I had my IQ tested a long time ago and the results stated I had below average intelligence. I have a couple of Masters degrees but I don’t believe I ever finished in the top half of my class for either of those.
I never really paid much attention to those classical definitions of intelligence because I considered both of them flawed as ways in which to measure intelligence. To me anyway, a person scoring highly in an IQ test is only demonstrating and ability to do an IQ test – how often do you have to count the number of triangles in a mass of lines in real life?! Regarding the university exams, I viewed them as little more than memory tests and I don’t have a brilliant memory.
As an aside, but interestingly, I am studying for a Masters in Digital Marketing in the Smurfit Business School at the moment and because of the practical nature of the material we don’t have to sit a single exam. My grades to date have been the highest I have ever recorded as a result.

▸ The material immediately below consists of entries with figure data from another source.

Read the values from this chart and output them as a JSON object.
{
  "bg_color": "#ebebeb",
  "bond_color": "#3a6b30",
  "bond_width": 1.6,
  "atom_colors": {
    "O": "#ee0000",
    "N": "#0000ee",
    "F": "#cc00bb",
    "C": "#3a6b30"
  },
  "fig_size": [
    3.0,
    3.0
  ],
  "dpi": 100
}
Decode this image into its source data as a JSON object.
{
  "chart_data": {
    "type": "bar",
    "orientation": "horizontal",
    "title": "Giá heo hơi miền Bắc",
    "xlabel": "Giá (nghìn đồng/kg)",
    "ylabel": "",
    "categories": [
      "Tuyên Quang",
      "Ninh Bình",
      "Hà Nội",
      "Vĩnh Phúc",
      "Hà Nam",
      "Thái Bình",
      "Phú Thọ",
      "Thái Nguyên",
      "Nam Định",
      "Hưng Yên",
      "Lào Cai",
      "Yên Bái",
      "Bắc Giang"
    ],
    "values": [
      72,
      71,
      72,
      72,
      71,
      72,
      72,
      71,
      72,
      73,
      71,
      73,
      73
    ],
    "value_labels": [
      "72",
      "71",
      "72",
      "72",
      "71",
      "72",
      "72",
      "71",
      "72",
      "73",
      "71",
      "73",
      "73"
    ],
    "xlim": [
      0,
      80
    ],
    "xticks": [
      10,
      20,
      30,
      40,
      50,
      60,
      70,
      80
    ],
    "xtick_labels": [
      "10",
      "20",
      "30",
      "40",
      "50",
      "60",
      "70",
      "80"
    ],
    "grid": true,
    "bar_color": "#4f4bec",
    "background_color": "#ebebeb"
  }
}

So, what other types of intelligence could there be? A Harvard developmental psychologist, Howard Gardner, believes intelligence comes in an incredible eight different varieties. In addition to the two kinds of intelligence captured by IQ tests, namely language and logical, he lists another six types of intelligence that these tests fail to measure at all, as follows:
1. Musical Intelligence – People who are good with tones, rhythms and timbres have a form of intelligence that is comparable to people who are good with words.
2. Spatial Intelligence – This is a type of ‘big picture’ intelligence that airline pilots or chess masters have.
3. Bodily Kinesthetic Intelligence – This type of intelligence centres around the use of the body and comes in two forms. The first refers to the use of the whole body to solve a problem or perform well at something. Think athletes or dancers here. The second refers to the use of your hands or other parts of your body to solve problems or make things. Think of a craftsperson here.
4. Interpersonal Intelligence – This refers to how you understand other people, how you motivate them, how you lead them, how you work with them, according to Gardner.
5. Intrapersonal Intelligence – This refers to a person’s self-knowledge and their ability to have a good understanding of their own goals and motivations, in both a professional and a personal context.
6. Naturalist Intelligence – This refers to “the capacity to make important, relevant discriminations in the world of nature between one plant and another, or between one animal and another. It’s the intelligence of the naturalist, the intelligence of Charles Darwin”, according to Gardner. He goes on to say that “everything we do in the commercial world uses our naturalist intelligence, from deciding which jacket to buy over another one, or determining the difference between a tasty small animal and a poisonous one.”
Modesty prevents me from saying how well I think I score on each of these. Could someone pass me that guitar?